Recursos Humanos e Infra-Estrutura para Coleções Microbiológicas

Enfermagem

01/01/2008

Recursos Humanos e Infra-Estrutura para Coleções Microbiológicas

As coleções de materiais biológicos vão de pequenos centros privados a grandes centros de serviço e são parte essencial da infra-estrutura de apoio as ciências da vida e biotecnologia, possuindo como objetivo principal prover ao usuário os produtos e/ou serviços oferecidos, utilizando técnicas e processos que certifiquem a qualidade e que estejam de acordo com as leis, regulamentos e políticas nacionais. Como Centros de Recursos Biológicos (CRBs), podem conter coleções de organismos cultiváveis (microrganismos, células de plantas, animais e humanas) organismos viáveis mais ainda não-cultivados, células e tecidos. A importância da conservação ex situ de recursos genéticos microbianos, vegetais e animais já é reconhecida como sendo uma prática indispensável ao desenvolvimento da ciência e tecnologia em diversos setores de importância sócio-econômica.
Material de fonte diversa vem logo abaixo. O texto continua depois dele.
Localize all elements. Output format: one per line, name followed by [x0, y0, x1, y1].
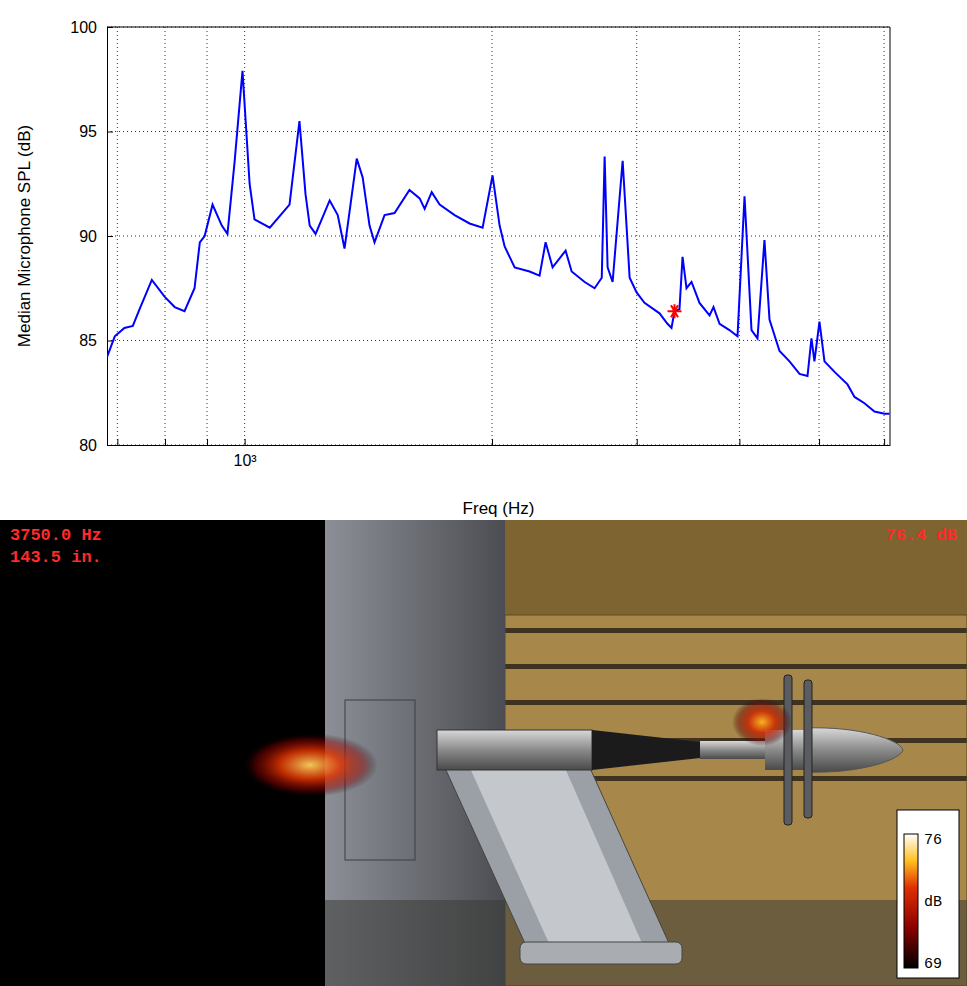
x-tick	[637, 439, 638, 445]
tunnel-wall	[325, 520, 967, 986]
grid-line-y	[107, 340, 890, 341]
series-line	[107, 71, 889, 414]
x-tick-mark	[207, 439, 208, 445]
x-tick-mark	[117, 439, 118, 445]
y-tick-mark	[107, 132, 113, 133]
y-tick: 90	[79, 228, 113, 245]
line-chart: 10³ 80 85 90 95 100 Freq (Hz) Median Microphone…	[15, 19, 891, 518]
y-axis-title: Median Microphone SPL (dB)	[15, 125, 34, 347]
grid-line-x	[117, 27, 118, 445]
x-tick	[819, 439, 820, 445]
x-tick-mark	[492, 439, 493, 445]
y-tick: 80	[79, 437, 113, 454]
grid-line-y	[107, 27, 890, 28]
propeller-blade	[804, 680, 812, 818]
x-tick-mark	[739, 439, 740, 445]
model-cone	[592, 730, 700, 770]
pylon-face	[470, 768, 645, 950]
x-tick: 10³	[234, 439, 258, 469]
x-tick	[165, 439, 166, 445]
colorbar-box	[897, 810, 959, 978]
noise-source	[242, 733, 378, 797]
y-tick-mark	[107, 27, 113, 28]
x-tick	[492, 439, 493, 445]
wall-slat	[505, 628, 967, 633]
noise-source	[732, 698, 792, 746]
y-tick-mark	[107, 236, 113, 237]
background	[0, 0, 967, 986]
x-axis: 10³	[108, 439, 891, 469]
x-tick-label: 10³	[234, 452, 258, 469]
star-marker	[668, 304, 682, 318]
annotation: 143.5 in.	[10, 548, 102, 567]
x-axis-line	[108, 445, 891, 446]
x-tick	[117, 439, 118, 445]
annotation: 3750.0 Hz	[10, 526, 102, 545]
colorbar-label: dB	[924, 894, 942, 911]
wall-slat	[505, 700, 967, 705]
grid-line-x	[165, 27, 166, 445]
x-tick	[207, 439, 208, 445]
x-tick-mark	[819, 439, 820, 445]
grid-line-y	[107, 131, 890, 132]
grid-line-x	[636, 27, 637, 445]
acoustic-map: 3750.0 Hz 143.5 in. 76.4 dB 69 76 dB	[0, 520, 967, 986]
y-tick: 85	[79, 332, 113, 349]
y-axis: 80 85 90 95 100	[70, 19, 113, 454]
model-body	[437, 730, 592, 770]
colorbar-tick-label: 76	[924, 832, 942, 849]
y-tick-label: 95	[79, 123, 97, 140]
frame-right	[890, 27, 891, 445]
colorbar	[904, 834, 918, 968]
annotation: 76.4 dB	[886, 526, 957, 545]
base-plate	[520, 942, 682, 964]
y-tick: 95	[79, 123, 113, 140]
x-axis-title: Freq (Hz)	[463, 499, 535, 518]
x-tick-mark	[637, 439, 638, 445]
plot-marks	[107, 71, 889, 414]
y-tick: 100	[70, 19, 113, 36]
y-tick-label: 80	[79, 437, 97, 454]
y-tick-mark	[107, 445, 113, 446]
pylon	[445, 768, 672, 950]
grid-line-y	[107, 236, 890, 237]
grid-line-y	[107, 445, 890, 446]
spinner	[805, 728, 903, 772]
x-tick-mark	[165, 439, 166, 445]
propeller-blade	[784, 675, 792, 825]
wall-slat	[505, 664, 967, 669]
x-tick-mark	[245, 439, 246, 445]
y-tick-label: 85	[79, 332, 97, 349]
y-tick-label: 100	[70, 19, 97, 36]
x-tick	[884, 439, 885, 445]
x-tick	[739, 439, 740, 445]
grid	[107, 27, 890, 445]
colorbar-tick-label: 69	[924, 956, 942, 973]
frame-top	[107, 27, 890, 28]
x-tick-mark	[884, 439, 885, 445]
y-tick-label: 90	[79, 228, 97, 245]
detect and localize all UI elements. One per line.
O material biológico representa um novo insumo tanto no ambiente da pesquisa e desenvolvimento quanto nos processos produtivos, cujo tratamento requer a implementação de um sistema que permita assegurar, para todos os efeitos, que um dado material biológico mantenha as características nele identificadas ou a ele atribuídas. Neste contexto, as coleções biológicas ou CRBs são essenciais para o suporte ao desenvolvimento da biotecnologia, provendo insumos, material biológico certificado e informações associadas. Funcionando como centros de conservação da biodiversidade e de material genético, os CRBs são responsáveis pela aquisição, caracterização, autenticação, preservação e distribuição de material biológico com conformidade assegurada.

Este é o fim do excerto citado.